So why did we choose this paper if it’s about something that we don’t ordinarily prescribe. Well, partly because it’s current, but also because there are some nice questions that we can develop here to help people learning critical appraisal. I’m not going to put it in the featured section of the blog, but you should be able to find it in the JC archives.
So, the paper itself. Basically this is an RCT comparing Prasugel vs Clopidogrel for patients with ACS but without need for revascularisation. Here’s the abstract, but if you’re interested in the Critical Appraisal questions later I’d suggest that you read the entire article.
9326 patients were randomised between the two treatments and outcomes were assessed at 30 months. So for starters this is quite a large trial conducted over a long period of time which as a starter is a good indicator that we might be able to get a decent answer.
As an RCT we should look at the interventions which were either 30mg of Prasugrel daily or 300mg Clopidogrel daily, but most importantly we should consider what the outcomes are. Ideally outcomes should be clinically focused and clearly relevant to the patient (and the clinician of course). The outcome are interesting here and there are some further questions on this later.
The primary end point is death from cardiovascular causes, non fatal MI or non-fatal stroke which is interesting as it does not contain some of the know complications of this kind of therapy. I would argue that the outcome of death from all causes is a better outcome and to be fair to the authors they do report this. In my opinion death is somewhat important and therefore I think this is where we should focus.
So what did they find after 30 months? Well in terms of death the rate in the Prasugrel group was 385/4663 (8.3%) whereas death occurred in 409/4663 (8.8%) in the Clopidogrel group. That’s a 0.5% difference which if you’re smart and read our post a few weeks ago equates to an NNT of 200 (which is a pretty big number). The confidence intervals around those estimates are pretty wide though so it looks as though there is little difference between the two therapies to be honest.
Now, as we have said there are not that many things that we can learn from this paper from an EM perspective as the decision to prescribe these two drugs probably rests with the patient’s cardiologist or family physician. However, from a critical appraisal point of view this is a good study as it allows us to ask a couple of questions that might crop up in exams. Courtesy of Alison S, we have a couple of questions that are worthy of consideration, so read the paper and then have a bash at the following.
What do you understand by the term ‘composite outcome’
In simple terms a composite outcome is where we consider a number of outcomes in a group to define that something has happened to the patient. In this study the composite outcome is defined as the cardiovascular grouping of relates to cardiovascular death, MI or stroke. Now firstly I’d say this is a bit rubbish as their secondary end point is death from all causes. Surely it must be better to have death from all causes, particularly when the two drugs being compared are known to have risks (primarily bleeding), but the authors and the reviewers of the NEJM presumably know better…..maybe.
What are the pros and cons of using composite outcomes in clinical trials
You may come across composite outcomes in diagnostic and therapeutic trials. As with all things in life there are pros and cons to using them and although this list is not exhaustive it might help if you are ever faced with this question in an exam.
1. Composite outcomes are useful if sample size is an issue. By defining a number of outcomes you may need fewer people in the study (as multiple outcomes are possible).
2. Composite outcomes are great if a true gold standard is not available. Think PE here….although CTPA is good we know that some -ve CTPA patients still die of PE. By combining PE with follow up for 3/12 (a composite outcome) we can try and avoid this known problem.
3. Composite outcomes allow a number of related factors to be grouped in a sensible way. In this study stroke and MI are both in the composite because they are both CVS outcomes. That seems sensible.
4. Composite outcomes can mislead as you score the same regardless of which you get.

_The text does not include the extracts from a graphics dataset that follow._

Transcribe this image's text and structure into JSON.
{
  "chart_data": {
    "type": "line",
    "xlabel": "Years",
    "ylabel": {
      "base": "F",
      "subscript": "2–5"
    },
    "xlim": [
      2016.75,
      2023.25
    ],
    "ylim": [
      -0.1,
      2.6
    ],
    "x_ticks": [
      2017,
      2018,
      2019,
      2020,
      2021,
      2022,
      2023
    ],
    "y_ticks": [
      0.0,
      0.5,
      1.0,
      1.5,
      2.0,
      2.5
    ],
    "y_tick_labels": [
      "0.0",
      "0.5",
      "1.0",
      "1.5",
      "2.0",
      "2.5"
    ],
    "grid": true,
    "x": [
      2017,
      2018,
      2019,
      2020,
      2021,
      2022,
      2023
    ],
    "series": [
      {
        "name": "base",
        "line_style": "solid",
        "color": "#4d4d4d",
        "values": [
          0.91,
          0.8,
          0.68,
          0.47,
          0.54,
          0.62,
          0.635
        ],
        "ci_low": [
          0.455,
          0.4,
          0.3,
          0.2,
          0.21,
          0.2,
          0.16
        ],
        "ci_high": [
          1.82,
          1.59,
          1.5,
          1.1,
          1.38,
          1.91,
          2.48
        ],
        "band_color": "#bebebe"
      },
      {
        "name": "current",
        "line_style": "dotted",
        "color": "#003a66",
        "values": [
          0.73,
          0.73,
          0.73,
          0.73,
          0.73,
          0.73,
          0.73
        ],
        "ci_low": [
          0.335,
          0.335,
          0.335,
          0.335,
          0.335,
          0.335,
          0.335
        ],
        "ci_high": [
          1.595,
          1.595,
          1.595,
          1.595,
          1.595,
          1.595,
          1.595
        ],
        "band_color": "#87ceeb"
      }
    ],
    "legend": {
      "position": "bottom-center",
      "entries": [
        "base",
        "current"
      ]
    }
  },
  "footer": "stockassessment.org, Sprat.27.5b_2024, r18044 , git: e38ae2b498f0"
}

So in this study death from CVS cause is weighted the same as stroke or another MI…..! Clearly that’s not right from a patient perspective and it can be misleading to link them like this. It is possible that in one arm of the study all patients die, in the other they all have strokes.., but at the same frequency. A composite outcome might suggest that they are therefore the same (they are not).
5. Composite outcomes are often quite difficult to communicate to patients and colleagues. You really need to think hard about whether you truly understand the inherent complexities that exist in their interpretation.